Heating models#
The heating model is responsible for describing the various terms in the energy equation (3), using the coefficients provided by the material model. These can be source terms such as radiogenic heat production or shear heating, they can be terms on the left-hand side of the equation, such as part of the latent heating terms, or they can be heating processes related to reactions. Each of these terms is described by a “heating model,” and a simulation can have none, one, or many heating models that are active throughout a simulation, with each heating model usually only implementing the terms for one specific heating process. One can then decide in the input file which heating processes should be included in the computation by providing a list of heating models in the input file.
When the equations are assembled and solved, the heating terms from all heating models used in the computation are added up.

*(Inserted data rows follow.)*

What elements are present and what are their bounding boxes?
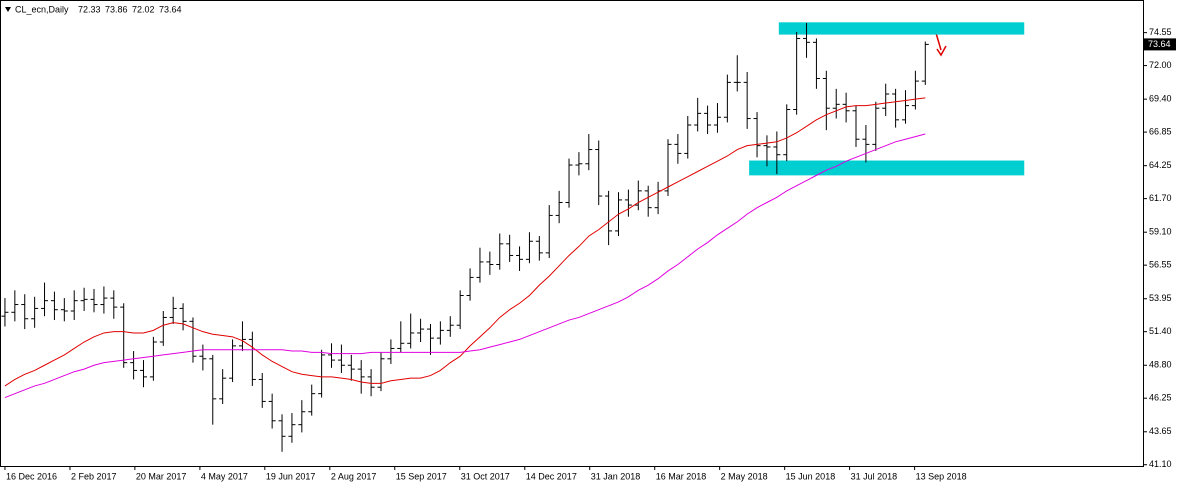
x-tick-label: 2 Feb 2017 [71, 471, 117, 481]
y-tick-label: 66.85 [1149, 126, 1172, 136]
x-tick-label: 15 Sep 2017 [396, 471, 447, 481]
symbol-title: CL_ecn,Daily [15, 4, 69, 14]
plot-frame [0, 0, 1144, 467]
y-tick-label: 43.65 [1149, 426, 1172, 436]
header-value: 72.33 [78, 4, 101, 14]
y-tick-label: 51.40 [1149, 326, 1172, 336]
zone [749, 160, 1025, 176]
y-tick-label: 56.55 [1149, 260, 1172, 270]
y-tick-label: 46.25 [1149, 393, 1172, 403]
x-tick-label: 20 Mar 2017 [136, 471, 187, 481]
arrow-annotation [935, 32, 947, 57]
y-tick-label: 64.25 [1149, 160, 1172, 170]
x-tick-label: 2 May 2018 [721, 471, 768, 481]
y-tick-label: 41.10 [1149, 459, 1172, 469]
zone [778, 22, 1025, 35]
x-tick-label: 31 Jan 2018 [591, 471, 641, 481]
moving-average [4, 133, 926, 399]
x-tick-label: 15 Jun 2018 [786, 471, 836, 481]
x-tick-label: 19 Jun 2017 [266, 471, 316, 481]
x-tick-label: 16 Mar 2018 [656, 471, 707, 481]
x-tick-label: 4 May 2017 [201, 471, 248, 481]
y-tick-label: 53.95 [1149, 293, 1172, 303]
y-tick-label: 74.55 [1149, 27, 1172, 37]
x-tick-label: 31 Jul 2018 [851, 471, 898, 481]
last-price-label: 73.64 [1148, 39, 1171, 49]
moving-average [4, 97, 926, 387]
y-tick-label: 69.40 [1149, 94, 1172, 104]
header-value: 73.86 [105, 4, 128, 14]
header-value: 73.64 [159, 4, 182, 14]
header-value: 72.02 [132, 4, 155, 14]
x-tick-label: 14 Dec 2017 [526, 471, 577, 481]
y-tick-label: 48.80 [1149, 360, 1172, 370]
y-tick-label: 61.70 [1149, 193, 1172, 203]
menu-triangle [5, 7, 11, 12]
x-tick-label: 31 Oct 2017 [461, 471, 510, 481]
x-tick-label: 13 Sep 2018 [916, 471, 967, 481]
x-tick-label: 16 Dec 2016 [6, 471, 57, 481]
x-tick-label: 2 Aug 2017 [331, 471, 377, 481]
y-tick-label: 72.00 [1149, 60, 1172, 70]
y-tick-label: 59.10 [1149, 227, 1172, 237]
header-values: 72.33 73.86 72.02 73.64 [78, 4, 182, 14]
last-price-box [1144, 38, 1176, 51]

To implement a new heating model, you need to overload the
aspect::HeatingModel::Interface
class and use the ASPECT_REGISTER_HEATING_MODEL
macro to register your new class. The
implementation of the new class should be in namespace aspect::HeatingModel
.
The functions you need to overload are extensively
discussed in the documentation of this interface class at
aspect::HeatingModel::Interface.
The main properties of the material are computed in the function evaluate()

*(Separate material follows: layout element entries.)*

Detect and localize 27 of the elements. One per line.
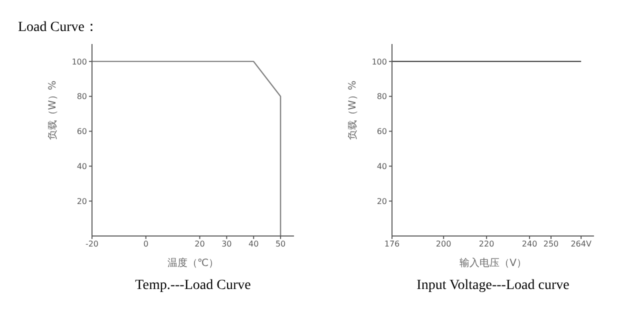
x-tick-label: 250	[543, 240, 559, 249]
x-tick-label: 200	[436, 240, 452, 249]
y-tick-label: 100	[372, 57, 387, 66]
y-tick-label: 80	[76, 92, 87, 102]
y-tick-label: 60	[76, 127, 87, 136]
x-tick-label: 240	[522, 240, 538, 249]
y-tick-label: 80	[376, 92, 387, 102]
x-tick-label: 50	[275, 240, 286, 249]
x-tick-label: 264V	[570, 240, 592, 249]
x-tick-label: 0	[143, 240, 148, 249]
y-tick-label: 40	[376, 162, 387, 172]
x-tick-label: -20	[85, 240, 99, 249]
y-tick-label: 20	[376, 196, 387, 206]
y-tick-label: 60	[376, 127, 387, 136]
x-tick-label: 30	[222, 240, 232, 249]
y-tick-label: 20	[76, 196, 87, 206]
text: Input Voltage---Load curve	[416, 278, 570, 294]
text: Temp.---Load Curve	[134, 278, 252, 294]
x-axis-title: 输入电压（V）	[460, 257, 526, 269]
x-tick-label: 20	[194, 240, 205, 249]
x-axis-title: 温度（℃）	[167, 257, 219, 269]
y-tick-label: 40	[76, 162, 87, 172]
x-tick-label: 220	[478, 240, 494, 249]
y-tick-label: 100	[72, 57, 87, 66]
x-tick-label: 40	[248, 240, 259, 249]
x-tick-label: 176	[384, 240, 400, 249]
text: Load Curve：	[18, 19, 98, 36]
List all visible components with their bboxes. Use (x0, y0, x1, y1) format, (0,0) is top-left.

that takes references to MaterialModelInputs
and MaterialModelOutputs
objects and is supposed to fill the HeatingModelOutputs
structure. As in the
material model, this function is handling lookups at an arbitrary number of
positions, so for each heating term (for example the heating source terms), a
std::vector
is returned.
Heating source terms are terms on the right-hand side of the equations, such
as the adiabatic heating \(\alpha T \left( \mathbf u \cdot \nabla p \right)\) in
equation (3). An example for a left-hand side heating term
is the temperature-derivative term
\(\rho T \Delta S \frac{\partial X}{\partial T}\) that is part of latent heat
production (see equation (5)).[1] Rates of
temperature change[2] are used when the heating term is related to a reaction
process, happening on a faster time scale than the temperature advection. All
of these terms can depend on any of the material model inputs or outputs.
Implementations of evaluate()
may of course choose to ignore dependencies on
any of these arguments.
The remaining functions that need to be implemented are used in postprocessing as well as handling run-time parameters. The exact meaning of these member functions is documented in the aspect::HeatingModel::Interface class documentation. Some of the functions listed have a default implementation, as discussed on the documentation page just mentioned.
Just like for material models, the functions initialize()
and update()
can
be implemented if desired (the default implementation does nothing) and are
useful if the heating model has an internal state. The function initialize()
is called once during the initialization of
ASPECT and can be used to allocate memory for the
heating model, initialize state, or read information from an external file.
The function update()
is called at the beginning of every time step.